Edmonton was built for cars. Like many North American cities, Edmonton has enormous roadway infrastructure, and like many winter cities we are struggling to transition to a more diversified transportation system.
In the past decade, our city positively focused on building the LRT and expanding public transit.
Edmonton has spent over $1 billion on LRT since 2004.
Edmonton has spent $3 million on bike lane infrastructure since 2009, which is a small fraction of overall spending on transportation, but is a good start.
Council has also spent approximately $2 billion dollars on road construction and maintenance since 2004. We have moved from renewing one neighbourhood a year to renewing as many as seven or eight.
Even with this investment, Edmonton roads are still in pretty bad shape. We can’t deny it. We just have to drive through Allendale, Grandview or on 23rd avenue. The number one question I’m hearing from voters in Ward 10 is, “are you going to fix these roads?” City Council’s move this year to increase spending on road repair was absolutely necessary.
The longer we wait to seriously address the infrastructure neglect of previous councils over the past few decades, the more expensive it will be for taxpayers.
We have to accelerate our re-investment in fixing Edmonton’s existing roadways now, and we need to fix them in a lasting way that will not require the same potholes on the same roads to be fixed again year after year.
While spending on roadways is necessary today, it’s not a long-term solution. That’s why other areas of transportation are important. Our city is over 600 square kilometres and our population is closing in on a million. We need to truly reach for the best of the best when it comes to non-automobile transportation.

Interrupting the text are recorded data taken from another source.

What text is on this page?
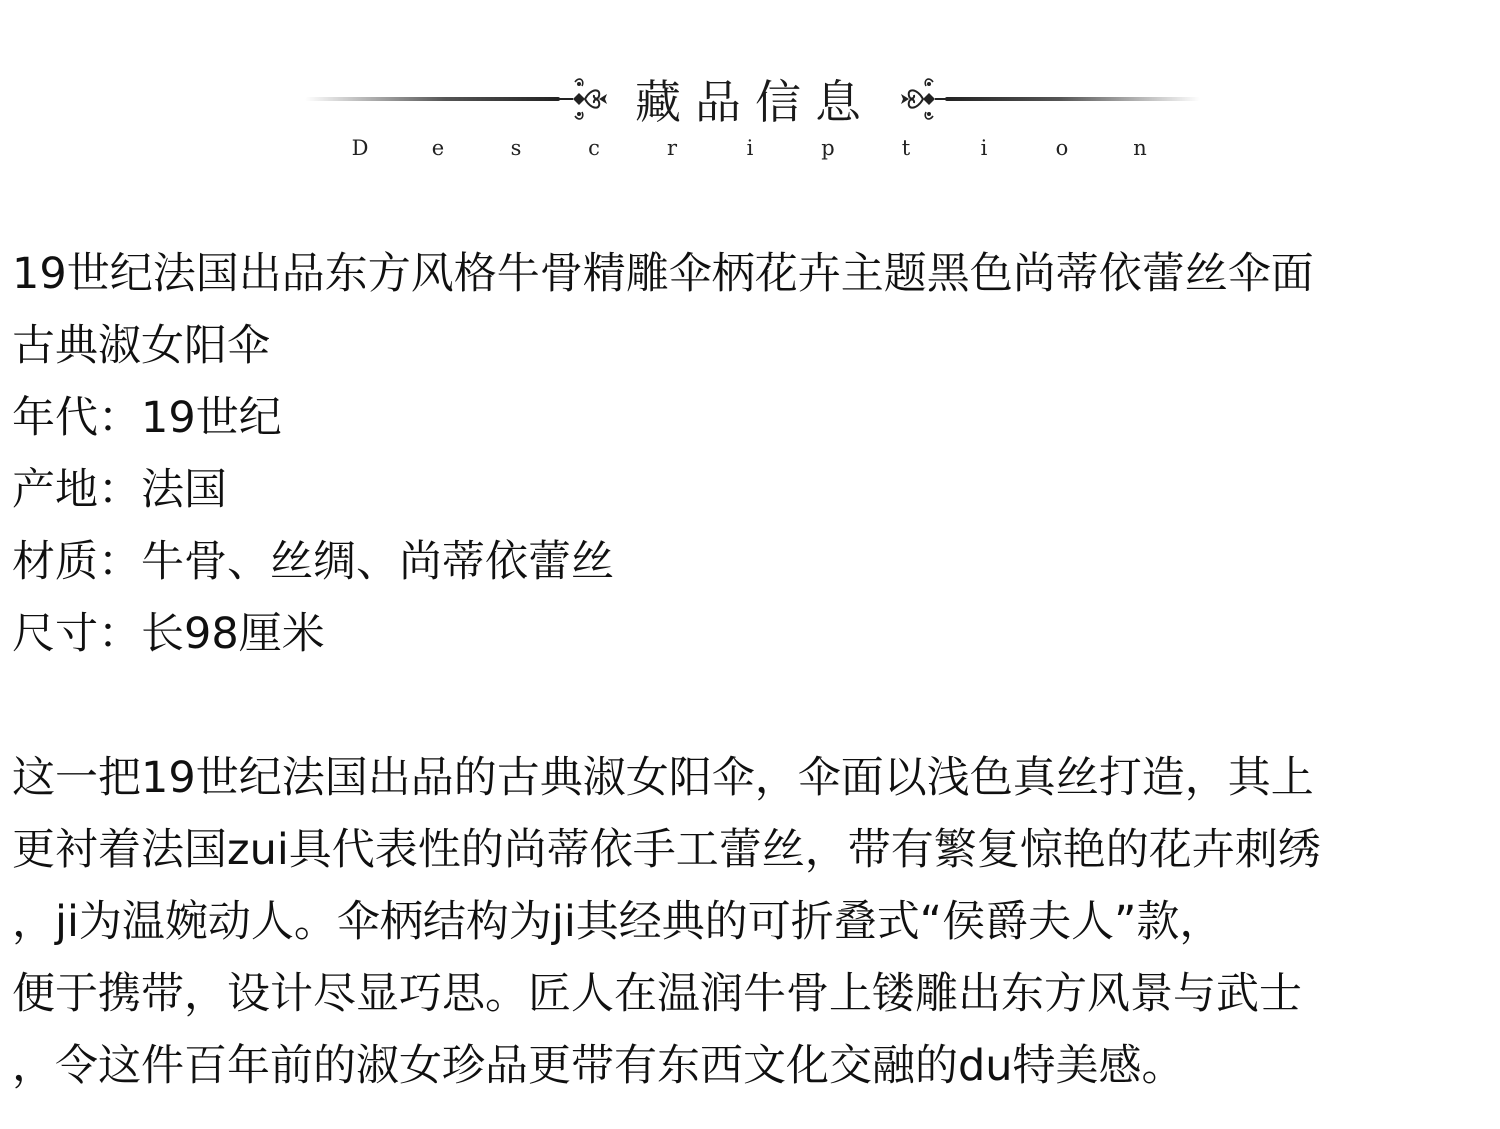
藏品信息
D	e	s	c	r	i	p	t	i	o	n

19世纪法国出品东方风格牛骨精雕伞柄花卉主题黑色尚蒂依蕾丝伞面

古典淑女阳伞

年代：19世纪

产地：法国

材质：牛骨、丝绸、尚蒂依蕾丝

尺寸：长98厘米

这一把19世纪法国出品的古典淑女阳伞，伞面以浅色真丝打造，其上

更衬着法国zui具代表性的尚蒂依手工蕾丝，带有繁复惊艳的花卉刺绣

，ji为温婉动人。伞柄结构为ji其经典的可折叠式“侯爵夫人”款，

便于携带，设计尽显巧思。匠人在温润牛骨上镂雕出东方风景与武士

，令这件百年前的淑女珍品更带有东西文化交融的du特美感。
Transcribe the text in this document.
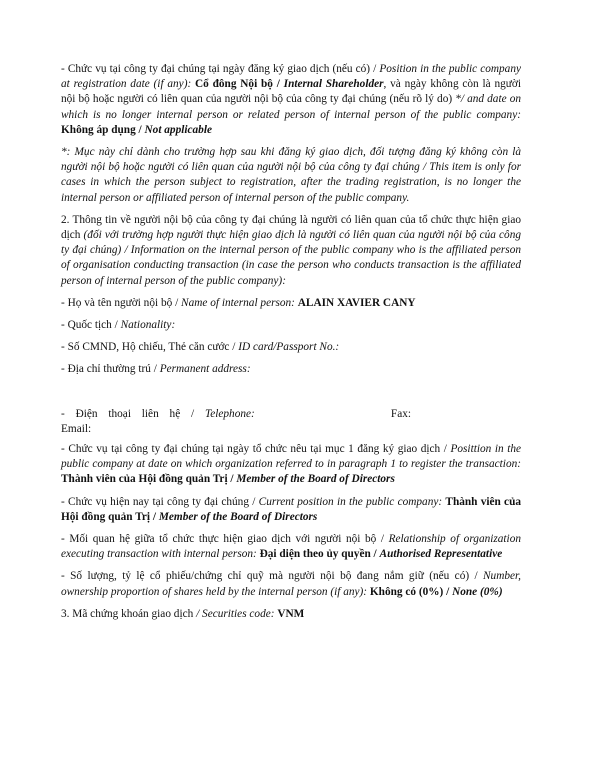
- Chức vụ tại công ty đại chúng tại ngày đăng ký giao dịch (nếu có) / Position in the public company at registration date (if any): Cổ đông Nội bộ / Internal Shareholder, và ngày không còn là người nội bộ hoặc người có liên quan của người nội bộ của công ty đại chúng (nếu rõ lý do) */ and date on which is no longer internal person or related person of internal person of the public company: Không áp dụng / Not applicable

*: Mục này chỉ dành cho trường hợp sau khi đăng ký giao dịch, đối tượng đăng ký không còn là người nội bộ hoặc người có liên quan của người nội bộ của công ty đại chúng / This item is only for cases in which the person subject to registration, after the trading registration, is no longer the internal person or affiliated person of internal person of the public company.

2. Thông tin về người nội bộ của công ty đại chúng là người có liên quan của tổ chức thực hiện giao dịch (đối với trường hợp người thực hiện giao dịch là người có liên quan của người nội bộ của công ty đại chúng) / Information on the internal person of the public company who is the affiliated person of organisation conducting transaction (in case the person who conducts transaction is the affiliated person of internal person of the public company):

- Họ và tên người nội bộ / Name of internal person: ALAIN XAVIER CANY

- Quốc tịch / Nationality:

- Số CMND, Hộ chiếu, Thẻ căn cước / ID card/Passport No.:

- Địa chỉ thường trú / Permanent address:

- Điện thoại liên hệ / Telephone:	Fax:

Email:

- Chức vụ tại công ty đại chúng tại ngày tổ chức nêu tại mục 1 đăng ký giao dịch / Posittion in the public company at date on which organization referred to in paragraph 1 to register the transaction: Thành viên của Hội đồng quản Trị / Member of the Board of Directors

- Chức vụ hiện nay tại công ty đại chúng / Current position in the public company: Thành viên của Hội đồng quản Trị / Member of the Board of Directors

- Mối quan hệ giữa tổ chức thực hiện giao dịch với người nội bộ / Relationship of organization executing transaction with internal person: Đại diện theo ủy quyền / Authorised Representative

- Số lượng, tỷ lệ cổ phiếu/chứng chỉ quỹ mà người nội bộ đang nắm giữ (nếu có) / Number, ownership proportion of shares held by the internal person (if any): Không có (0%) / None (0%)

3. Mã chứng khoán giao dịch / Securities code: VNM
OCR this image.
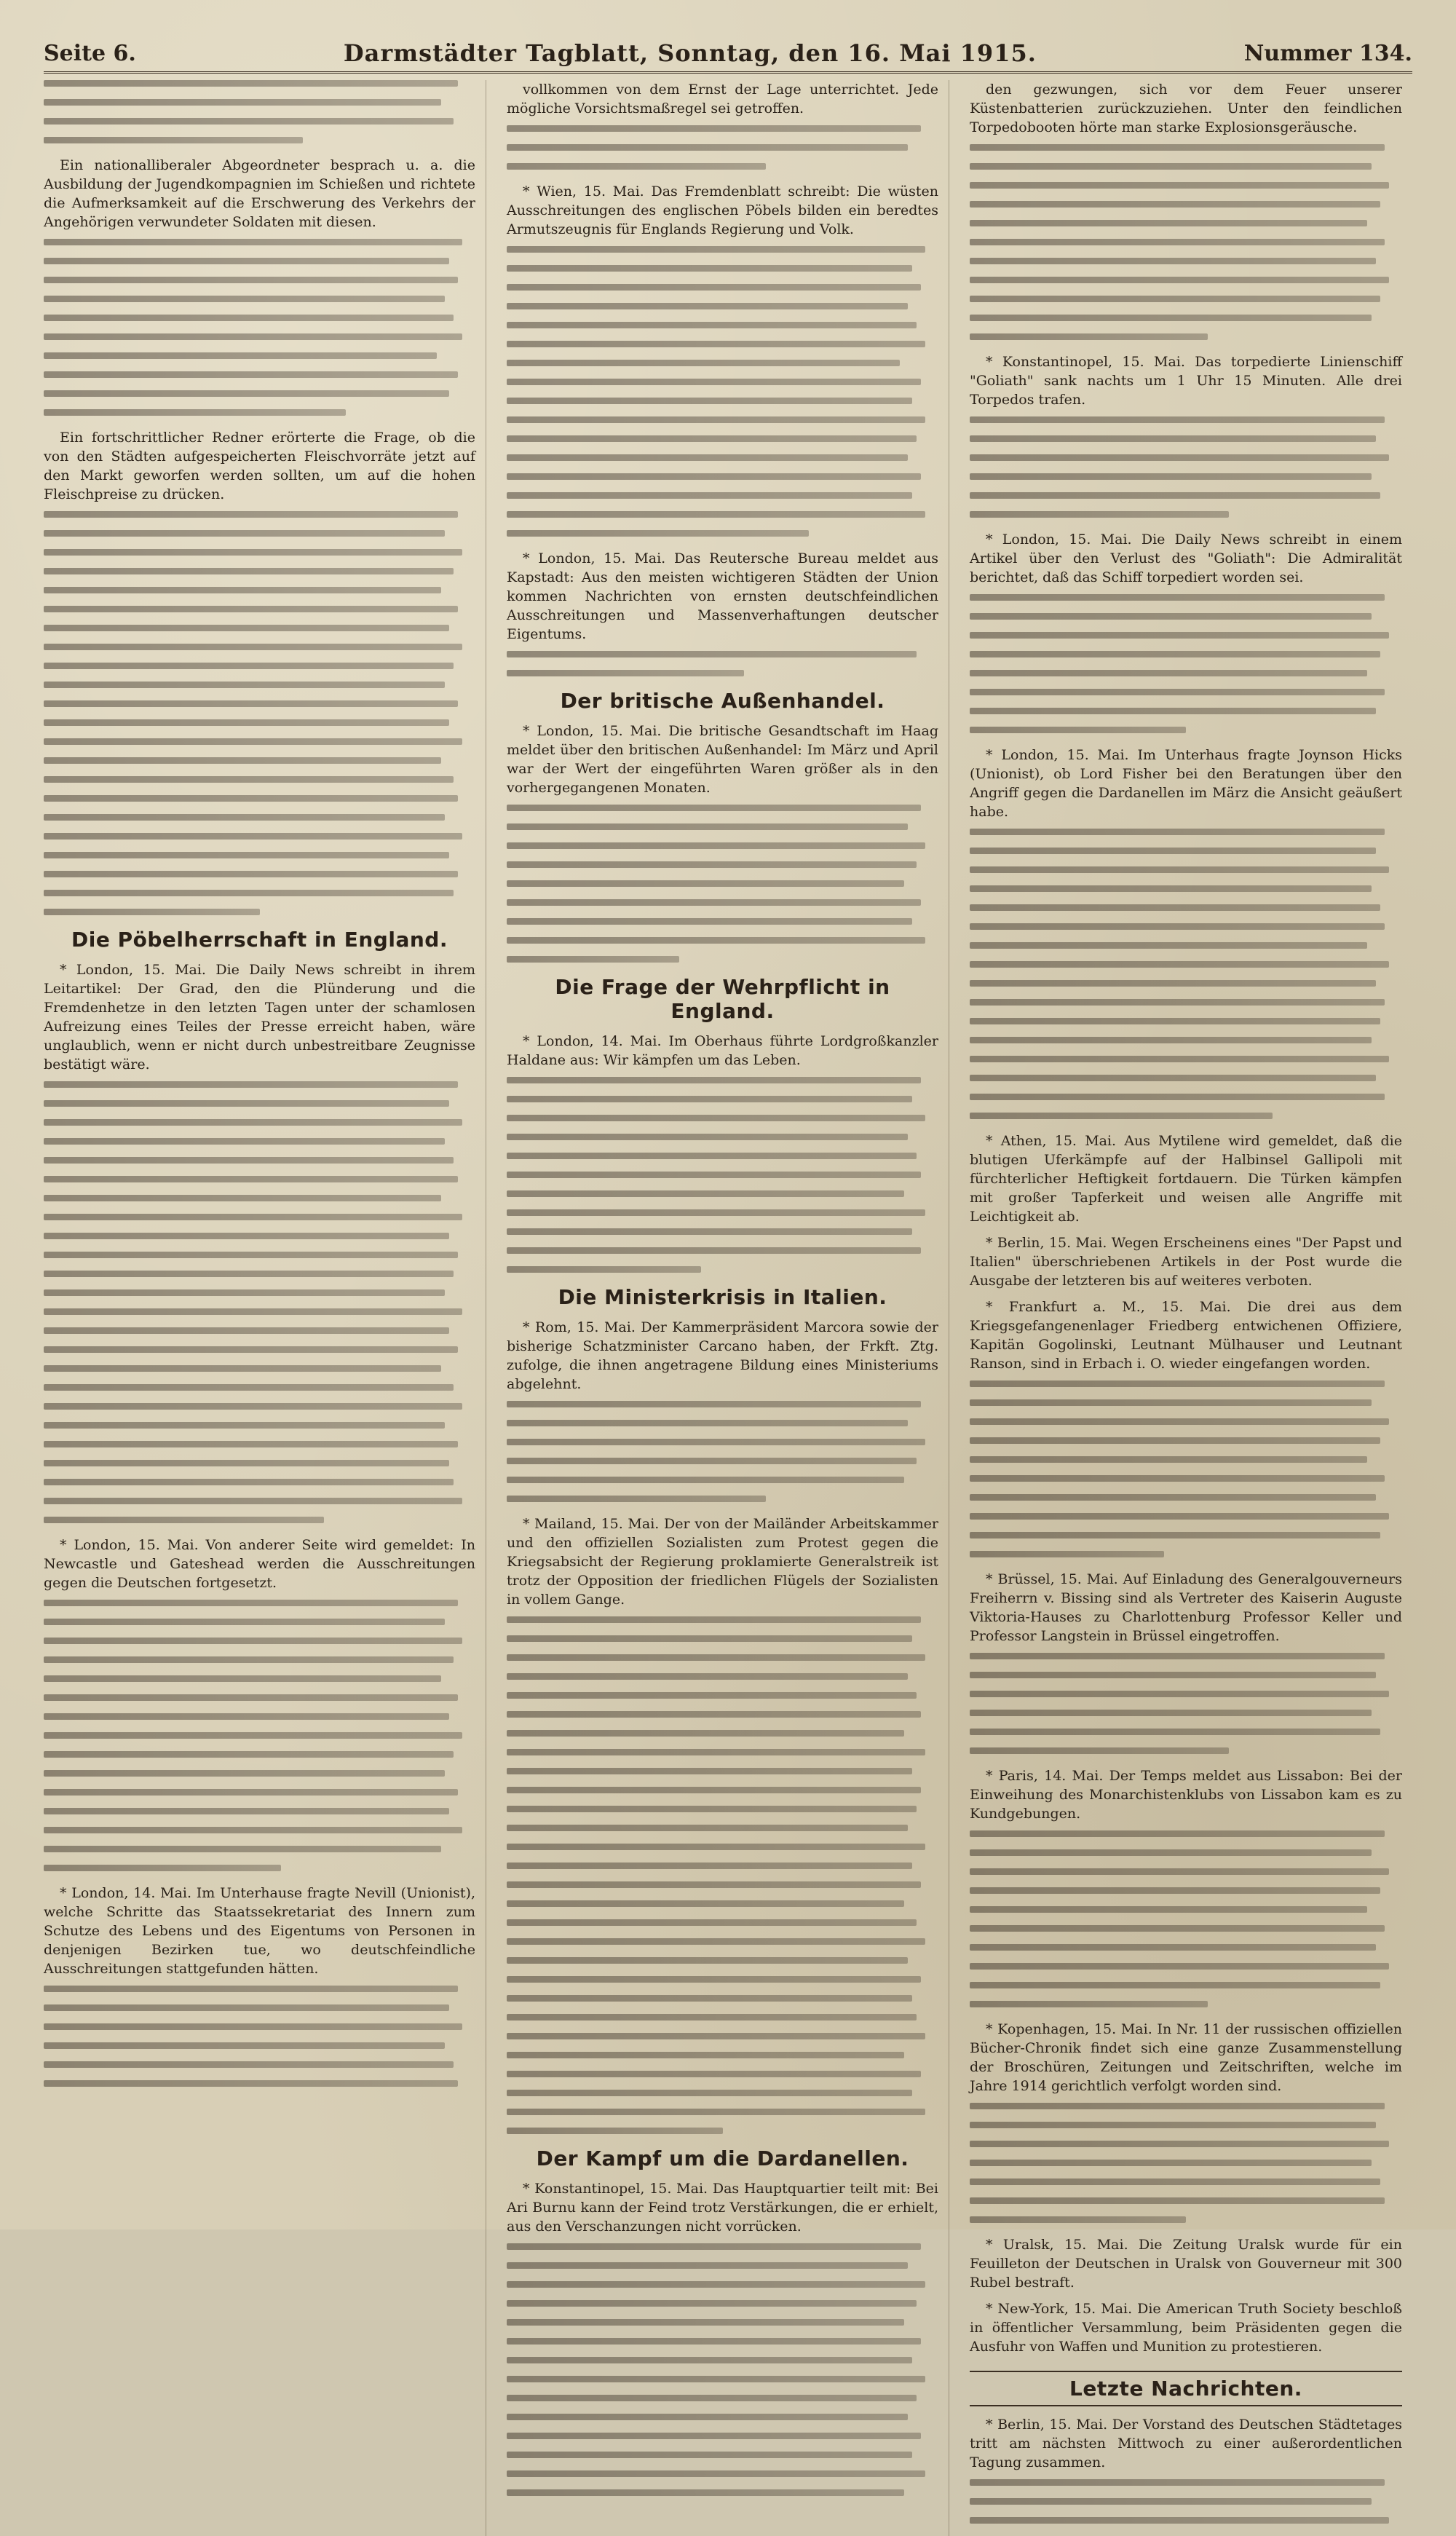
Seite 6.	Darmstädter Tagblatt, Sonntag, den 16. Mai 1915.	Nummer 134.

Ein nationalliberaler Abgeordneter besprach u. a. die Ausbildung der Jugendkompagnien im Schießen und richtete die Aufmerksamkeit auf die Erschwerung des Verkehrs der Angehörigen verwundeter Soldaten mit diesen.

Ein fortschrittlicher Redner erörterte die Frage, ob die von den Städten aufgespeicherten Fleischvorräte jetzt auf den Markt geworfen werden sollten, um auf die hohen Fleischpreise zu drücken.

Die Pöbelherrschaft in England.

* London, 15. Mai. Die Daily News schreibt in ihrem Leitartikel: Der Grad, den die Plünderung und die Fremdenhetze in den letzten Tagen unter der schamlosen Aufreizung eines Teiles der Presse erreicht haben, wäre unglaublich, wenn er nicht durch unbestreitbare Zeugnisse bestätigt wäre.

* London, 15. Mai. Von anderer Seite wird gemeldet: In Newcastle und Gateshead werden die Ausschreitungen gegen die Deutschen fortgesetzt.

* London, 14. Mai. Im Unterhause fragte Nevill (Unionist), welche Schritte das Staatssekretariat des Innern zum Schutze des Lebens und des Eigentums von Personen in denjenigen Bezirken tue, wo deutschfeindliche Ausschreitungen stattgefunden hätten.

vollkommen von dem Ernst der Lage unterrichtet. Jede mögliche Vorsichtsmaßregel sei getroffen.

* Wien, 15. Mai. Das Fremdenblatt schreibt: Die wüsten Ausschreitungen des englischen Pöbels bilden ein beredtes Armutszeugnis für Englands Regierung und Volk.

* London, 15. Mai. Das Reutersche Bureau meldet aus Kapstadt: Aus den meisten wichtigeren Städten der Union kommen Nachrichten von ernsten deutschfeindlichen Ausschreitungen und Massenverhaftungen deutscher Eigentums.

Der britische Außenhandel.

* London, 15. Mai. Die britische Gesandtschaft im Haag meldet über den britischen Außenhandel: Im März und April war der Wert der eingeführten Waren größer als in den vorhergegangenen Monaten.

Die Frage der Wehrpflicht in England.

* London, 14. Mai. Im Oberhaus führte Lordgroßkanzler Haldane aus: Wir kämpfen um das Leben.

Die Ministerkrisis in Italien.

* Rom, 15. Mai. Der Kammerpräsident Marcora sowie der bisherige Schatzminister Carcano haben, der Frkft. Ztg. zufolge, die ihnen angetragene Bildung eines Ministeriums abgelehnt.

* Mailand, 15. Mai. Der von der Mailänder Arbeitskammer und den offiziellen Sozialisten zum Protest gegen die Kriegsabsicht der Regierung proklamierte Generalstreik ist trotz der Opposition der friedlichen Flügels der Sozialisten in vollem Gange.

Der Kampf um die Dardanellen.

* Konstantinopel, 15. Mai. Das Hauptquartier teilt mit: Bei Ari Burnu kann der Feind trotz Verstärkungen, die er erhielt, aus den Verschanzungen nicht vorrücken.

den gezwungen, sich vor dem Feuer unserer Küstenbatterien zurückzuziehen. Unter den feindlichen Torpedobooten hörte man starke Explosionsgeräusche.

* Konstantinopel, 15. Mai. Das torpedierte Linienschiff "Goliath" sank nachts um 1 Uhr 15 Minuten. Alle drei Torpedos trafen.

* London, 15. Mai. Die Daily News schreibt in einem Artikel über den Verlust des "Goliath": Die Admiralität berichtet, daß das Schiff torpediert worden sei.

* London, 15. Mai. Im Unterhaus fragte Joynson Hicks (Unionist), ob Lord Fisher bei den Beratungen über den Angriff gegen die Dardanellen im März die Ansicht geäußert habe.

* Athen, 15. Mai. Aus Mytilene wird gemeldet, daß die blutigen Uferkämpfe auf der Halbinsel Gallipoli mit fürchterlicher Heftigkeit fortdauern. Die Türken kämpfen mit großer Tapferkeit und weisen alle Angriffe mit Leichtigkeit ab.

* Berlin, 15. Mai. Wegen Erscheinens eines "Der Papst und Italien" überschriebenen Artikels in der Post wurde die Ausgabe der letzteren bis auf weiteres verboten.

* Frankfurt a. M., 15. Mai. Die drei aus dem Kriegsgefangenenlager Friedberg entwichenen Offiziere, Kapitän Gogolinski, Leutnant Mülhauser und Leutnant Ranson, sind in Erbach i. O. wieder eingefangen worden.

* Brüssel, 15. Mai. Auf Einladung des Generalgouverneurs Freiherrn v. Bissing sind als Vertreter des Kaiserin Auguste Viktoria-Hauses zu Charlottenburg Professor Keller und Professor Langstein in Brüssel eingetroffen.

* Paris, 14. Mai. Der Temps meldet aus Lissabon: Bei der Einweihung des Monarchistenklubs von Lissabon kam es zu Kundgebungen.

* Kopenhagen, 15. Mai. In Nr. 11 der russischen offiziellen Bücher-Chronik findet sich eine ganze Zusammenstellung der Broschüren, Zeitungen und Zeitschriften, welche im Jahre 1914 gerichtlich verfolgt worden sind.

* Uralsk, 15. Mai. Die Zeitung Uralsk wurde für ein Feuilleton der Deutschen in Uralsk von Gouverneur mit 300 Rubel bestraft.

* New-York, 15. Mai. Die American Truth Society beschloß in öffentlicher Versammlung, beim Präsidenten gegen die Ausfuhr von Waffen und Munition zu protestieren.

Letzte Nachrichten.

* Berlin, 15. Mai. Der Vorstand des Deutschen Städtetages tritt am nächsten Mittwoch zu einer außerordentlichen Tagung zusammen.
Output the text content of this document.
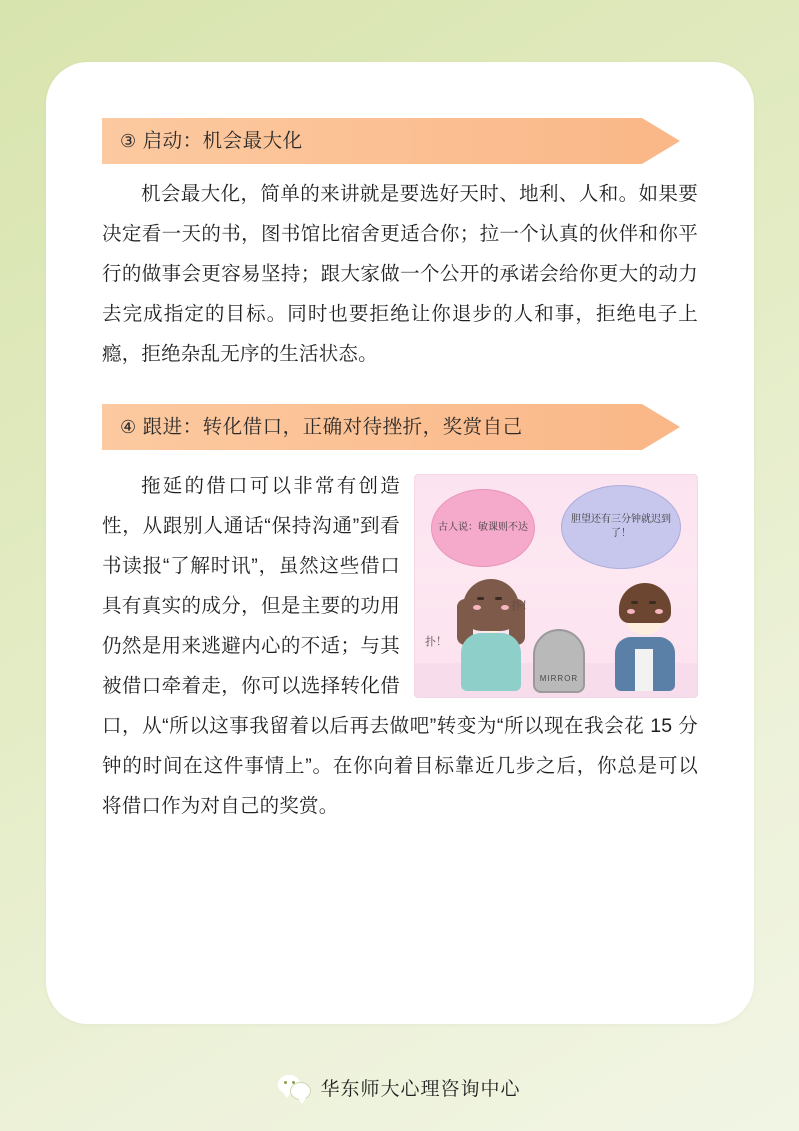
③ 启动：机会最大化

机会最大化，简单的来讲就是要选好天时、地利、人和。如果要决定看一天的书，图书馆比宿舍更适合你；拉一个认真的伙伴和你平行的做事会更容易坚持；跟大家做一个公开的承诺会给你更大的动力去完成指定的目标。同时也要拒绝让你退步的人和事，拒绝电子上瘾，拒绝杂乱无序的生活状态。

④ 跟进：转化借口，正确对待挫折，奖赏自己
古人说：敏课则不达
胆望还有三分钟就迟到了！
MIRROR
扑！
扑！

拖延的借口可以非常有创造性，从跟别人通话“保持沟通”到看书读报“了解时讯”，虽然这些借口具有真实的成分，但是主要的功用仍然是用来逃避内心的不适；与其被借口牵着走，你可以选择转化借口，从“所以这事我留着以后再去做吧”转变为“所以现在我会花 15 分钟的时间在这件事情上”。在你向着目标靠近几步之后，你总是可以将借口作为对自己的奖赏。

华东师大心理咨询中心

In addition to investing in the repair of our roads, I will support:
1. Funding for completion of the LRT network to all areas of the city as outlined in the City’s transportation master plan. I am also committed to supporting a regional transit strategy and regionalized transit service as part of modern capital region. Additionally, I want to be part of a Edmonton city council committed to a meaningful regional growth coordination strategy. The Capital Region must plan for growth as one entity, not as 24 individual municipalities. Growth plans must be supportive of more-sustainable transportation, not continuing the patterns of the automobile-designed past.
2. Bike lane infrastructure with an emphasis on building higher-standard facilities such as cycle tracks and focusing on areas and corridors with the highest potential for bicycle traffic.
3. Increased infill development in mature neighbourhoods and policies and programs that revitalize commercial hubs like aging strip malls. Read my policy blog on mature neighbourhoods here,
4. A greater number of direct bus routes from mature neighbourhoods to LRT stations and working with communities along LRT lines to improve the accessibility of LRT stations for their neighbourhoods,
5. Transportation planning policies that require fewer and smaller roads and increased public transit in new communities that are well-designed for transit. Even those who oppose new suburban development must realize Edmonton’s projected growth won’t realistically be met entirely with infill. Developing a culture of community-supported infill will take time, and in the meantime, we need to build smarter suburbs that minimize cost impacts on the rest of the city.
You can read some of the city of Edmonton’s transportation documents below.
I will be a city councillor committed to a modern, innovative and well-managed transportation system.